Gratulacje dla taty za odwagę!  ;D
TUPTUŚ

Offline Piotr_K

  • Żółw obrzeżony (Testudo marginata)
  • ***
  • Wiadomości: 234
  • Reputacja: 1
Odp: Tuptuś
« Odpowiedź #26 dnia: 08.02.2007, 11:07:06 am »
Może i lepiej ich nei przyzwyczajać, ale ja jednak uwązam, ż edobrze jak żółw traktuje właściciela jak innego osobnika i się go nie boi.
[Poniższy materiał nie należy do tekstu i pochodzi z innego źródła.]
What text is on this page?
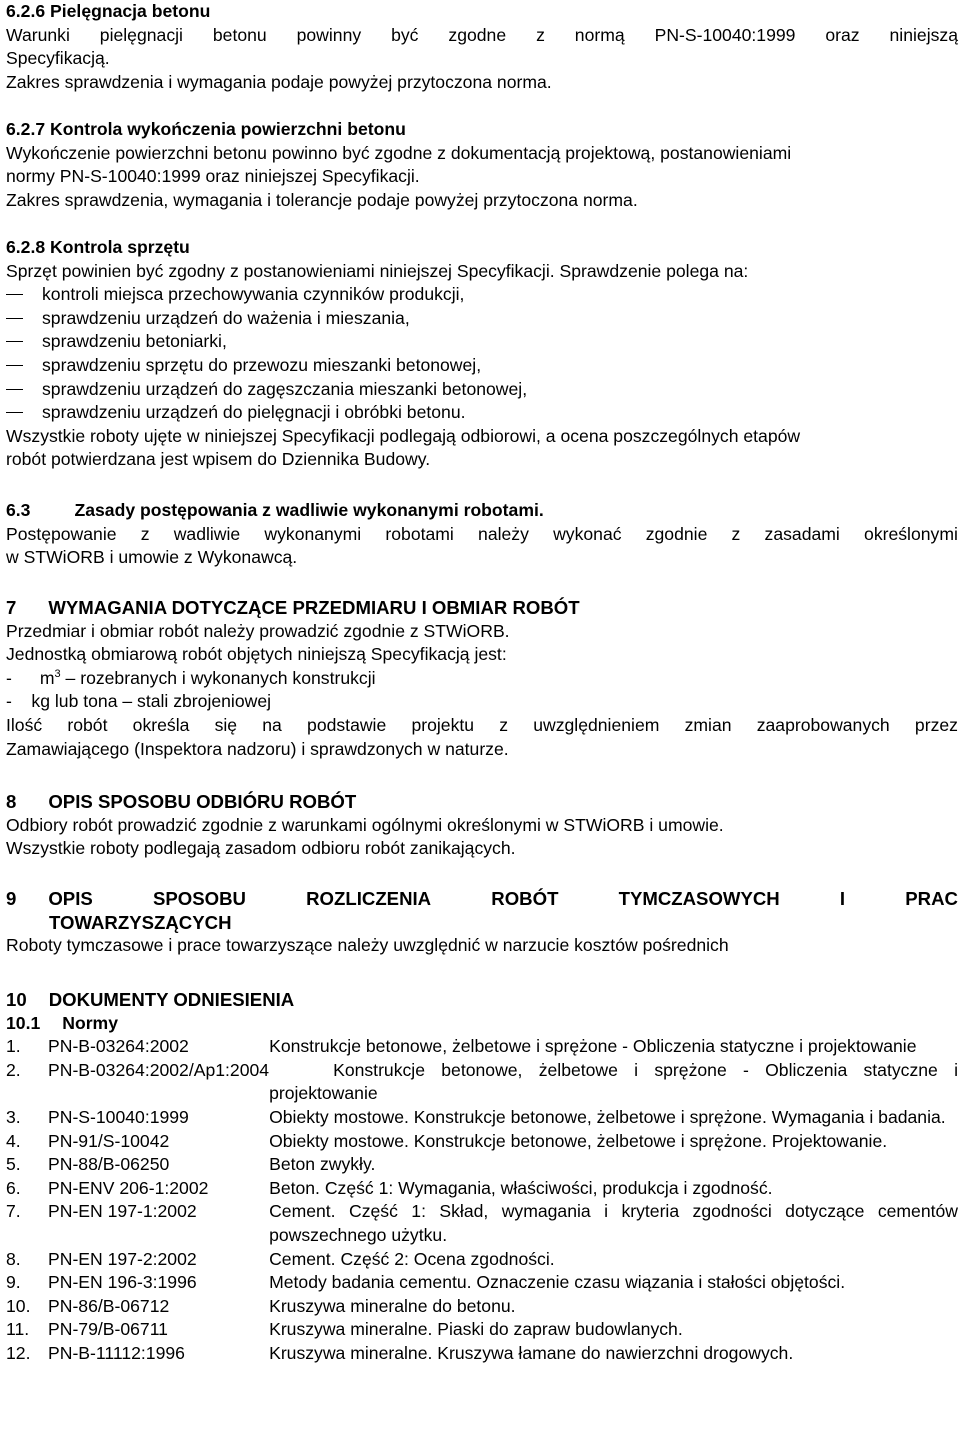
6.2.6 Pielęgnacja betonu
Warunki pielęgnacji betonu powinny być zgodne z normą PN-S-10040:1999 oraz niniejszą
Specyfikacją.
Zakres sprawdzenia i wymagania podaje powyżej przytoczona norma.
6.2.7 Kontrola wykończenia powierzchni betonu
Wykończenie powierzchni betonu powinno być zgodne z dokumentacją projektową, postanowieniami
normy PN-S-10040:1999 oraz niniejszej Specyfikacji.
Zakres sprawdzenia, wymagania i tolerancje podaje powyżej przytoczona norma.
6.2.8 Kontrola sprzętu
Sprzęt powinien być zgodny z postanowieniami niniejszej Specyfikacji. Sprawdzenie polega na:
kontroli miejsca przechowywania czynników produkcji,
sprawdzeniu urządzeń do ważenia i mieszania,
sprawdzeniu betoniarki,
sprawdzeniu sprzętu do przewozu mieszanki betonowej,
sprawdzeniu urządzeń do zagęszczania mieszanki betonowej,
sprawdzeniu urządzeń do pielęgnacji i obróbki betonu.
Wszystkie roboty ujęte w niniejszej Specyfikacji podlegają odbiorowi, a ocena poszczególnych etapów
robót potwierdzana jest wpisem do Dziennika Budowy.
6.3	Zasady postępowania z wadliwie wykonanymi robotami.
Postępowanie z wadliwie wykonanymi robotami należy wykonać zgodnie z zasadami określonymi
w STWiORB i umowie z Wykonawcą.
7 WYMAGANIA DOTYCZĄCE PRZEDMIARU I OBMIAR ROBÓT
Przedmiar i obmiar robót należy prowadzić zgodnie z STWiORB.
Jednostką obmiarową robót objętych niniejszą Specyfikacją jest:
- $m^3$ – rozebranych i wykonanych konstrukcji
-    kg lub tona – stali zbrojeniowej
Ilość robót określa się na podstawie projektu z uwzględnieniem zmian zaaprobowanych przez
Zamawiającego (Inspektora nadzoru) i sprawdzonych w naturze.
8 OPIS SPOSOBU ODBIÓRU ROBÓT
Odbiory robót prowadzić zgodnie z warunkami ogólnymi określonymi w STWiORB i umowie.
Wszystkie roboty podlegają zasadom odbioru robót zanikających.
9 OPIS	SPOSOBU	ROZLICZENIA	ROBÓT	TYMCZASOWYCH	I	PRAC
TOWARZYSZĄCYCH
Roboty tymczasowe i prace towarzyszące należy uwzględnić w narzucie kosztów pośrednich
10 DOKUMENTY ODNIESIENIA
10.1 Normy
1.	PN-B-03264:2002	Konstrukcje betonowe, żelbetowe i sprężone - Obliczenia statyczne i projektowanie
2.	PN-B-03264:2002/Ap1:2004	Konstrukcje betonowe, żelbetowe i sprężone - Obliczenia statyczne i projektowanie
3.	PN-S-10040:1999	Obiekty mostowe. Konstrukcje betonowe, żelbetowe i sprężone. Wymagania i badania.
4.	PN-91/S-10042	Obiekty mostowe. Konstrukcje betonowe, żelbetowe i sprężone. Projektowanie.
5.	PN-88/B-06250	Beton zwykły.
6.	PN-ENV 206-1:2002	Beton. Część 1: Wymagania, właściwości, produkcja i zgodność.
7.	PN-EN 197-1:2002	Cement. Część 1: Skład, wymagania i kryteria zgodności dotyczące cementów powszechnego użytku.
8.	PN-EN 197-2:2002	Cement. Część 2: Ocena zgodności.
9.	PN-EN 196-3:1996	Metody badania cementu. Oznaczenie czasu wiązania i stałości objętości.
10.	PN-86/B-06712	Kruszywa mineralne do betonu.
11.	PN-79/B-06711	Kruszywa mineralne. Piaski do zapraw budowlanych.
12.	PN-B-11112:1996	Kruszywa mineralne. Kruszywa łamane do nawierzchni drogowych.
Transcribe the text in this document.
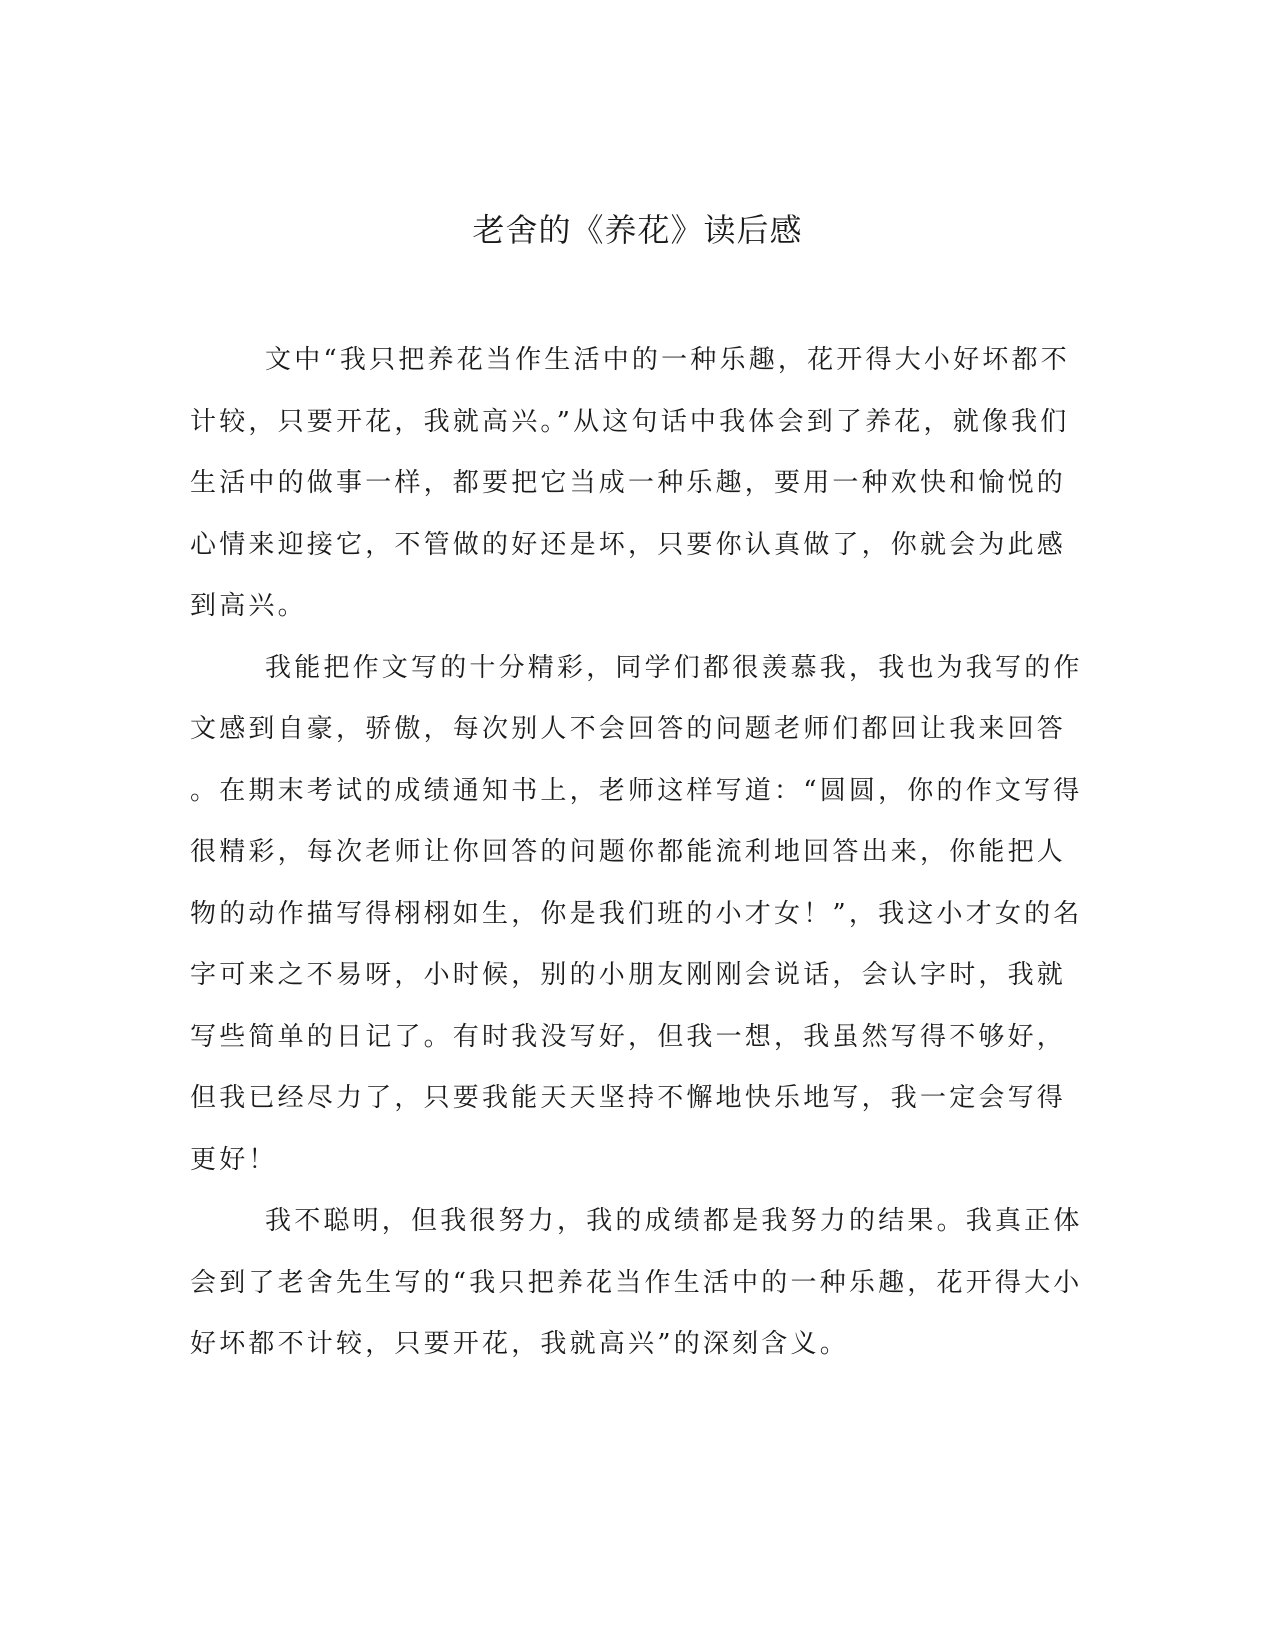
老舍的《养花》读后感
文中“我只把养花当作生活中的一种乐趣，花开得大小好坏都不
计较，只要开花，我就高兴。”从这句话中我体会到了养花，就像我们
生活中的做事一样，都要把它当成一种乐趣，要用一种欢快和愉悦的
心情来迎接它，不管做的好还是坏，只要你认真做了，你就会为此感
到高兴。
我能把作文写的十分精彩，同学们都很羡慕我，我也为我写的作
文感到自豪，骄傲，每次别人不会回答的问题老师们都回让我来回答
。在期末考试的成绩通知书上，老师这样写道：“圆圆，你的作文写得
很精彩，每次老师让你回答的问题你都能流利地回答出来，你能把人
物的动作描写得栩栩如生，你是我们班的小才女！”，我这小才女的名
字可来之不易呀，小时候，别的小朋友刚刚会说话，会认字时，我就
写些简单的日记了。有时我没写好，但我一想，我虽然写得不够好，
但我已经尽力了，只要我能天天坚持不懈地快乐地写，我一定会写得
更好！
我不聪明，但我很努力，我的成绩都是我努力的结果。我真正体
会到了老舍先生写的“我只把养花当作生活中的一种乐趣，花开得大小
好坏都不计较，只要开花，我就高兴”的深刻含义。
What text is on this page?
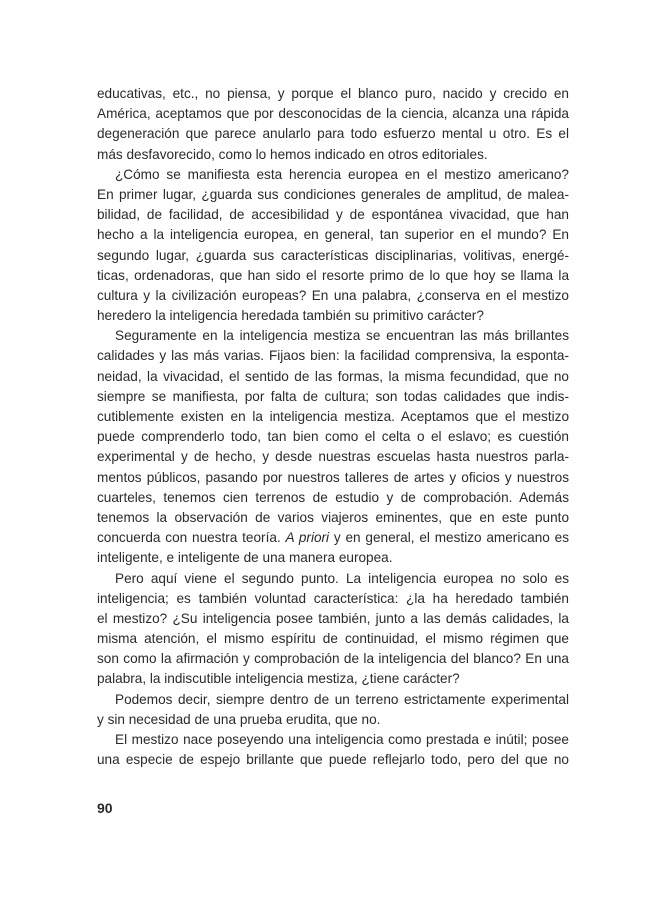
educativas, etc., no piensa, y porque el blanco puro, nacido y crecido en
América, aceptamos que por desconocidas de la ciencia, alcanza una rápida
degeneración que parece anularlo para todo esfuerzo mental u otro. Es el
más desfavorecido, como lo hemos indicado en otros editoriales.
¿Cómo se manifiesta esta herencia europea en el mestizo americano?
En primer lugar, ¿guarda sus condiciones generales de amplitud, de malea-
bilidad, de facilidad, de accesibilidad y de espontánea vivacidad, que han
hecho a la inteligencia europea, en general, tan superior en el mundo? En
segundo lugar, ¿guarda sus características disciplinarias, volitivas, energé-
ticas, ordenadoras, que han sido el resorte primo de lo que hoy se llama la
cultura y la civilización europeas? En una palabra, ¿conserva en el mestizo
heredero la inteligencia heredada también su primitivo carácter?
Seguramente en la inteligencia mestiza se encuentran las más brillantes
calidades y las más varias. Fijaos bien: la facilidad comprensiva, la esponta-
neidad, la vivacidad, el sentido de las formas, la misma fecundidad, que no
siempre se manifiesta, por falta de cultura; son todas calidades que indis-
cutiblemente existen en la inteligencia mestiza. Aceptamos que el mestizo
puede comprenderlo todo, tan bien como el celta o el eslavo; es cuestión
experimental y de hecho, y desde nuestras escuelas hasta nuestros parla-
mentos públicos, pasando por nuestros talleres de artes y oficios y nuestros
cuarteles, tenemos cien terrenos de estudio y de comprobación. Además
tenemos la observación de varios viajeros eminentes, que en este punto
concuerda con nuestra teoría. A priori y en general, el mestizo americano es
inteligente, e inteligente de una manera europea.
Pero aquí viene el segundo punto. La inteligencia europea no solo es
inteligencia; es también voluntad característica: ¿la ha heredado también
el mestizo? ¿Su inteligencia posee también, junto a las demás calidades, la
misma atención, el mismo espíritu de continuidad, el mismo régimen que
son como la afirmación y comprobación de la inteligencia del blanco? En una
palabra, la indiscutible inteligencia mestiza, ¿tiene carácter?
Podemos decir, siempre dentro de un terreno estrictamente experimental
y sin necesidad de una prueba erudita, que no.
El mestizo nace poseyendo una inteligencia como prestada e inútil; posee
una especie de espejo brillante que puede reflejarlo todo, pero del que no
90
Mimo starań aby żółw się do mnie nie przyzwyczaił, stało się na odwrót. Zawsze jak mnie widzi podchodzi i się nie boi. Podobno greckie są takie "oswajalne"

Offline Agnieszka

  • Żółw leśny (Geochelone carbonaria)
  • *
  • Wiadomości: 2569
  • Reputacja: 19
Odp: Tuptuś
« Odpowiedź #27 dnia: 08.02.2007, 11:29:37 am »
Tak, greckie są "oswajalne", co nie znaczy, że się przywiązują czy oswajają, ale co najwyżej akceptują twoją obecność i się nie boją. Nie zapominajmy, że mowa ogadach a nie o psach.  ;D ;D ;D
TUPTUŚ

Offline Piotr_K

  • Żółw obrzeżony (Testudo marginata)
  • ***
  • Wiadomości: 234
  • Reputacja: 1
Odp: Tuptuś
« Odpowiedź #28 dnia: 08.02.2007, 11:47:13 am »
Dobrze powiedziane.  8)

Offline Bartek

  • Żółw lamparci (Geochelone pardalis)
  • ***
  • Wiadomości: 1391
  • Reputacja: 10
Odp: Tuptuś
« Odpowiedź #29 dnia: 08.02.2007, 12:17:43 pm »
Mimo starań aby żółw się do mnie nie przyzwyczaił, stało się na odwrót. Zawsze jak mnie widzi podchodzi i się nie boi. Podobno greckie są takie "oswajalne"

To chyba nie jest źle, że się nie boi, łatwiej mu przebywać w tera, bo nawet jak go kąpisze, to ma mniejszy stres.

Czekamy na fotki, no i oczywiście gratulacje dla taty za pewną rękę i silne nerwy.